Com 1.256 casos, Piracicaba já vive uma epidemia de dengue

Prefeitura acredita que número de casos deve diminuir com a chegada do frio (Claudinho Coradini/JP)

Com 1.256 casos positivos, a cidade de Piracicaba já enfrenta uma epidemia de dengue. O estágio epidêmico foi confirmado ontem pelo coordenador do Plano Municipal de Combate ao Aedes aegypti, Sebastião Amaral Campos, o Tom. Segundo ele, a expectativa é de que o número de novos casos da doença tende a diminuir devido a diminuição da reprodução do mosquito vetor devido a queda das temperaturas, com a chegada do inverno.

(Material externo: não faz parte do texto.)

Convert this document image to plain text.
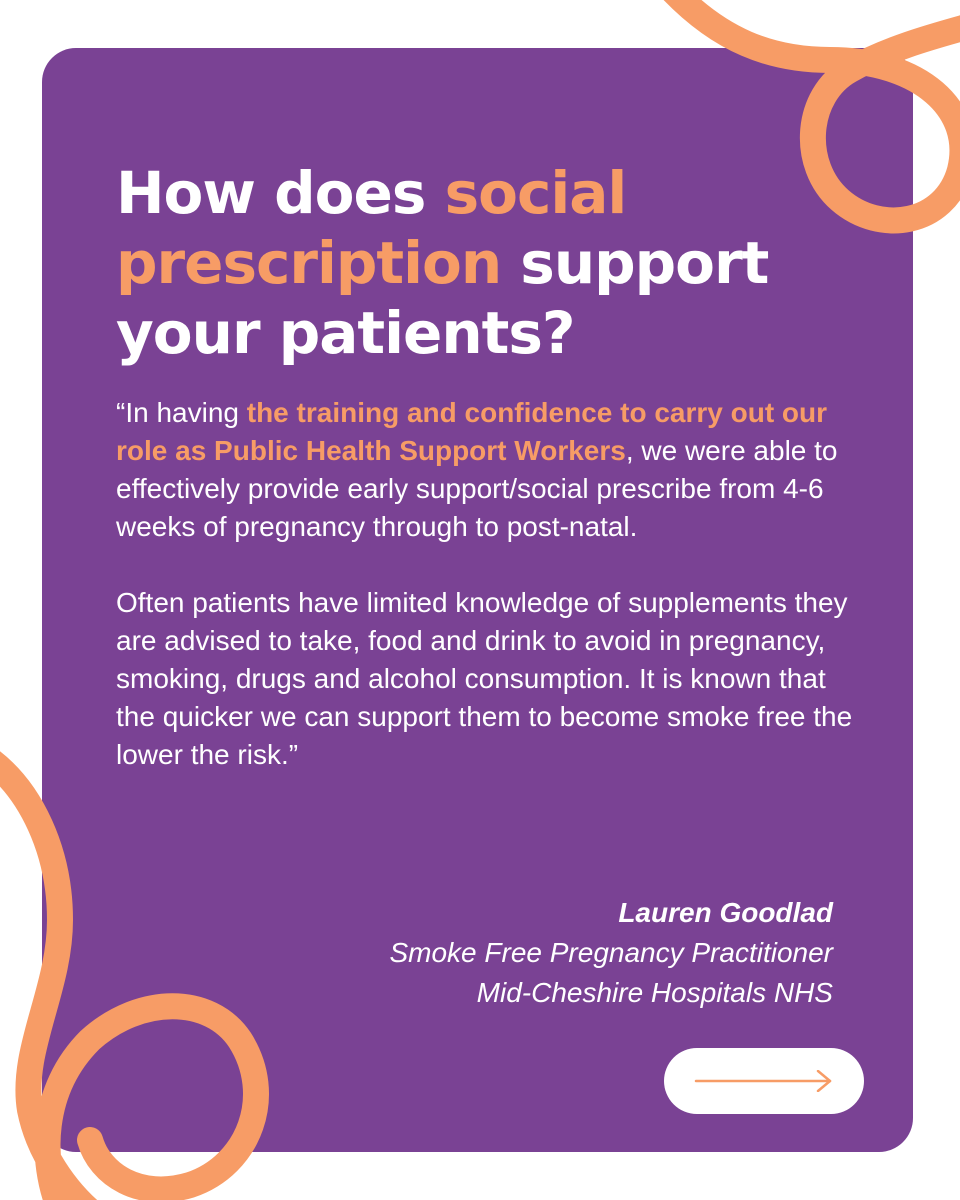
How does social prescription support your patients?

“In having the training and confidence to carry out our role as Public Health Support Workers, we were able to effectively provide early support/social prescribe from 4-6 weeks of pregnancy through to post-natal.

Often patients have limited knowledge of supplements they are advised to take, food and drink to avoid in pregnancy, smoking, drugs and alcohol consumption. It is known that the quicker we can support them to become smoke free the lower the risk.”

Lauren Goodlad
Smoke Free Pregnancy Practitioner
Mid-Cheshire Hospitals NHS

Conforme noticiado na semana passada pelo Jornal de Piracicaba, a cidade estava no limite de uma epidemia, na ocasião com 1.024 pacientes infectados. “Estamos com 1.256 casos atualmente, número considerado epidêmico para Piracicaba, porém, estamos entrando num período mais frio e seco o que – com certeza – é um fator limitante para a reprodução do mosquito Aedes, portanto, o número de casos já está diminuindo”, constatou.

De acordo com um levantamento feito pelo Plano Municipal, os bairros com maior incidência da doença são Algodoal, Santa Teresinha, Vila Independência, Jaraguá, Novo Horizonte, Cidade Alta, São Dimas, Vila Rezende e a região central da cidade.

Nesses núcleos, as equipes têm intensificado as ações de nebulização e retirada de criadouros do mosquito. Campos destaca que, apesar de constatada a situação de epidemia, as ações das equipes que atuam no combate ao mosquito, seguem normalmente na cidade.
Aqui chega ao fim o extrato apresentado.